ウジムシ達、放置プレイされた山賊達のアフターストーリー。


の前編となっておりまする。


「 …!! …いっ!!起きろっ! おい!頼むから起きてくれよっ!? ウジムシっ!」


 男は薄暗い暗闇の中で激しく肩を揺すられ続け、やっと目を覚ました。


 …何処だここは? 暗い…夜か?イヤ、…この独特な湿り気といい、洞窟の中か。風の音がするからそこまで深くではないな。と、男は視線を巡らして瞬時に思考する。

 ウジムシと呼ばれた男がムクリと上体を起こす。こんな状況ではあったが、不思議と体に不調は感じられない。イヤ、むしろ調子がいいくらいだ。まるで(・・・)数日間の間、グッスリと眠り続けていたかのように肉体から疲労が消え去っている。

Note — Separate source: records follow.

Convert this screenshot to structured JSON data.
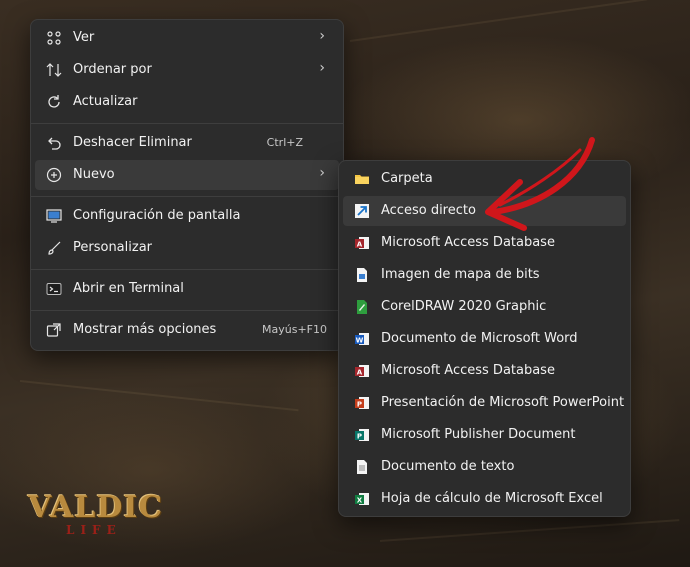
{
  "main_menu": {
    "items": [
      {
        "label": "Ver",
        "icon": "grid-icon"
      },
      {
        "label": "Ordenar por",
        "icon": "sort-icon"
      },
      {
        "label": "Actualizar",
        "icon": "refresh-icon"
      },
      {
        "label": "Deshacer Eliminar",
        "shortcut": "Ctrl+Z",
        "icon": "undo-icon"
      },
      {
        "label": "Nuevo",
        "icon": "add-circle-icon"
      },
      {
        "label": "Configuración de pantalla",
        "icon": "display-settings-icon"
      },
      {
        "label": "Personalizar",
        "icon": "brush-icon"
      },
      {
        "label": "Abrir en Terminal",
        "icon": "terminal-icon"
      },
      {
        "label": "Mostrar más opciones",
        "shortcut": "Mayús+F10",
        "icon": "share-icon"
      }
    ]
  },
  "sub_menu": {
    "items": [
      {
        "label": "Carpeta",
        "icon": "folder-icon"
      },
      {
        "label": "Acceso directo",
        "icon": "shortcut-icon"
      },
      {
        "label": "Microsoft Access Database",
        "icon": "access-icon"
      },
      {
        "label": "Imagen de mapa de bits",
        "icon": "bitmap-icon"
      },
      {
        "label": "CorelDRAW 2020 Graphic",
        "icon": "coreldraw-icon"
      },
      {
        "label": "Documento de Microsoft Word",
        "icon": "word-icon"
      },
      {
        "label": "Microsoft Access Database",
        "icon": "access-icon"
      },
      {
        "label": "Presentación de Microsoft PowerPoint",
        "icon": "powerpoint-icon"
      },
      {
        "label": "Microsoft Publisher Document",
        "icon": "publisher-icon"
      },
      {
        "label": "Documento de texto",
        "icon": "text-document-icon"
      },
      {
        "label": "Hoja de cálculo de Microsoft Excel",
        "icon": "excel-icon"
      }
    ]
  },
  "watermark": {
    "main": "VALDIC",
    "sub": "LIFE"
  },
  "colors": {
    "accent_arrow": "#d0161b",
    "menu_bg": "#2c2c2c",
    "hover_bg": "#3a3a3a"
  }
}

「一体どうなってるんだ…、ザザ? それに皆、無事か?」

「ああ…やっと起きやがったな。…残念だが、カナブンと新人がどこを探してもいやがらねえんだ…カメムシの野郎がずっと探してんだがな。アイツらたしか同じ村の出身だったらしいからよぅ」


「…そうか」

 ウジムシは表情を暗くして俯く。…新人。ボンレスはここ1年で仲間に加わったまだ20くらいの青年で戦闘能力には期待できなかったが、珍しい食糧を生産できるスキルを持っていたこともあってかなり重宝していた人材であった。特に目の前で膝を付いて暗い顔をしているザザムシには可愛がられていた。


「ウジ、これからどうする? てかよ、一体オレ様達はどうなっちまったんだ? 目が覚めれば洞穴ン中だしよお!外に出てみりゃあ見渡す限りの荒野だっ!? …少なくとも、ここはオレ様達がいたはずの【ジルモ】じゃあねえぞ?」

「やはりそうか…」

 仲間の冒険者(・・・)達は皆一様に表情を困惑で歪める。


 

 そう、冒険者だ。彼らは山賊ではなかった。イヤ、もう山賊ではなくなったといった方が正しいのであろうか。彼らはザインによって意識を刈り取られた後、彼のスキルによってもたらされる極限の能力によって、脳をいじられ記憶と意識などを改変させられていた。

 それは主に3つ。ひとつは山賊としての記憶。ザインは先ず山賊としての略奪行為などに関する記憶を彼らの頭から一切消し去っている。ついでに既に死亡した首領であるミズムシとその弟のフナムシについても最初から存在していないことにした。代わりに彼らを冒険者として人間の代わりにモンスターと戦ってきたという設定にした。ただ、現在のこの世界には冒険者というものは存在していないので、ほぼザインによって捏造された架空の存在ではあるが。これに付随して、彼らの記憶から山賊として活動していた【ロアッツ】や【ステークオ】に関する記憶は消え、生まれ故郷である【ジルモ】をベースに冒険者としての記憶が構成されている。しかし、ザインはうっかりストレージにしまったカナブンや仲間となったボンレスの記憶を消してなかったので、彼らなりに記憶を改変してしまったようである。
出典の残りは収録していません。